Video games often follow simple storylines. Rescue the princess! Defeat the enemy. Find the treasure. These are the objectives, within these digital stories, that require skill and knowledge to complete. Games are objective-based narratives one engages to reach a certain goal. But what if a game had absolutely no objective? What if it didn’t require any challenge or skill from you, but just your time? Is it still a game?
The Beginner’s Guide is such a game. Released last October, The Beginner’s Guide was created by Davey Wreden. Wreden is a game designer who has received high acclaim for his previous game The Stanley Parable—another first person interactive game with loads of absurdism (a philosophy which argues the search for meaning is pointless, and we should embrace life as is). The only controls available to the player in The Beginner’s Guide are the W, A, S, and D keys for movement, and the mouse.
The player follows Wreden as he shares a series of events from 2008 to 2011 involving his friend Coda, a game designer that he met at a gaming get-together. Coda has created games of varying design and complexity, and through these games Wreden shares his thoughts on Coda, game development, and his philosophical beliefs. Similar to The Stanley Parable, The Beginner’s Guide is deeply absurdist. Many of the levels are abstract, left with bugs, goals that are impossible to meet, or even “unfinished.” In many of these cases, Wreden “comes into” the game to help the player by altering the coding and allowing them to progress. In one level the player walks into a jail cell and has the door shut behind them. The only way to leave is to wait for an hour in real time. At another point, the player is in a room that leads to an underground passage. The player follows the passage, only to see that it leads nowhere. There is an outside, but you just can’t reach it.
As it progresses and you learn more about Coda and Wreden, the game becomes an existential nightmare about their relationship as artists and friends. Beyond the exploration of each game, and learning about this friendship, there is no other objective. There is nothing in the game that tells you what you are supposed to discover or who you are to defeat. There are no points or skill-dependent achievements; the game is about listening. In light of this, what makes The Beginner’s Guide’s a video game?
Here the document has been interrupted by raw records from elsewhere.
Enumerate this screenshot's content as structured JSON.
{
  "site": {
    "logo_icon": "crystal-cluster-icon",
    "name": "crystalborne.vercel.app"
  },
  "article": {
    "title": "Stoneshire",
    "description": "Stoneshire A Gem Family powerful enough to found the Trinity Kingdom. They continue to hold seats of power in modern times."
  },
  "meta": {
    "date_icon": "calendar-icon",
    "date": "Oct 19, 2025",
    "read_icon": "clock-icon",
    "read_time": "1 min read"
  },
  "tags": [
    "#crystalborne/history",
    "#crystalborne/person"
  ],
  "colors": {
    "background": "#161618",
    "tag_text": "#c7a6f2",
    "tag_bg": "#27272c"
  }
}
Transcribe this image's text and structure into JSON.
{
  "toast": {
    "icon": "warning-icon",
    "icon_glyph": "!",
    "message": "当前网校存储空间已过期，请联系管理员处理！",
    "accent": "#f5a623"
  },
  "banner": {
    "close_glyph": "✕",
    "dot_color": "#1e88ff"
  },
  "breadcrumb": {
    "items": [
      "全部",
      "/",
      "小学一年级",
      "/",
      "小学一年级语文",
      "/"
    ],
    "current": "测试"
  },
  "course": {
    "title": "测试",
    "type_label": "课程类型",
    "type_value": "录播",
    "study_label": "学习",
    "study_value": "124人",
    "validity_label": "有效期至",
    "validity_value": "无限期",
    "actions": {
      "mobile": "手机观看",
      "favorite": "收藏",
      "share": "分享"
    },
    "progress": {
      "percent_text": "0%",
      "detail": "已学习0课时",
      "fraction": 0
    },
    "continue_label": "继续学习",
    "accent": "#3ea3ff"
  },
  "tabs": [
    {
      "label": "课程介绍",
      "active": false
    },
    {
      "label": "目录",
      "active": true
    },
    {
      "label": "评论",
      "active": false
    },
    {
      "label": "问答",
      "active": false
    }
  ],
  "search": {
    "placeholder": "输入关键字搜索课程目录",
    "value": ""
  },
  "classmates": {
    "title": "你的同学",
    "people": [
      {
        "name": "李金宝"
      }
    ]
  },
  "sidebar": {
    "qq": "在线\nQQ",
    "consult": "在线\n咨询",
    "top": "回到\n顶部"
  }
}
Mainstream video games—such as Call of Duty, Super Mario, Halo, and The Elder Scrolls: Skyrim—involve higher levels of interactivity, whether that means fighting an enemy, solving a problem, or exploring a map to reach an objective. There is competition, the option to fail, and players can learn from mistakes to find new solutions to problems. In other words, video games allow us to make decisions to reach our goals. Even considering games that don’t always follow a narrative, like Tetris, there is still a goal that the player is pursuing: improving their score.
The Beginner’s Guide plays off these traditional aspects, but puts a unique spin on how they work. Other than to listen to Wreden’s story, there is no clear goal to the game. While there are small decisions to be made, they in no way alter the pace or change or even lose the game; your decisions can’t stop the story. As long as you move forward, the game’s story is told. Yet how this story is told, Wreden’s dialogue, makes for a meta-game, as he explains the functions of a typical video game and how they are created and run. For example: when the player may be trying to complete an impossible level Wreden will speak up, comment on the level, and while altering the game’s coding he discusses how levels are brought together with a gaming engine, and how games function. The Beginner’s Guide is a video game about Coda and Wreden’s relationship, and it is a video game about video games.
The Beginner’s Guide is not the first video game to ask what makes a video game a video game. The game Mountain was released in 2014, and simply invites players to watch over a mountain. No context is given for this task, but slowly over time the mountain begins to change. Text will sometimes appear, and you can tap the screen on mobile platforms to make sounds and spin the mountain, but that’s the only interactivity allowed. There are no points, there are no goals, your only purpose is to watch the mountain.
Meta-video games lead us to ask questions about what exactly is a game. Since you interact with it, type and share content with other “players”, can we consider Facebook a video game? Since it has functions and we use it for certain objectives, can we consider the simple usage of our computers as gaming? Consider how we use our smartphones, the design so similar to how the classic Gameboy functioned. We open our smartphone apps with purpose, to fulfill some sort of goal; this is similar in a sense to popping in a game and going about a mission in hopes to achieve a certain success. Is life a game?
A post at Gamesutra on The Beginner’s Guide states:
“The Beginner’s Guide is a video game about video games, then, but not in a cloying you-are-the-monster way or a hey-remember-Mario way. It’s a video game about the act of engaging with a video game, both through creation and consumption…The Beginner’s Guide is a self-reflective exercise for Wreden, almost definitely. But it is also a self-reflective exercise for the player to think about their relationship with virtual spaces, and with the human beings who craft them.
What makes The Beginner’s Guide excellent are the questions and wonder it promotes. It’s not a “traditional” video game, but a small step into a new world of gaming, one focused on approaching narrative in a new way, and provoking thoughts beyond the end of the game itself. It does what any great piece of art should make us do: question.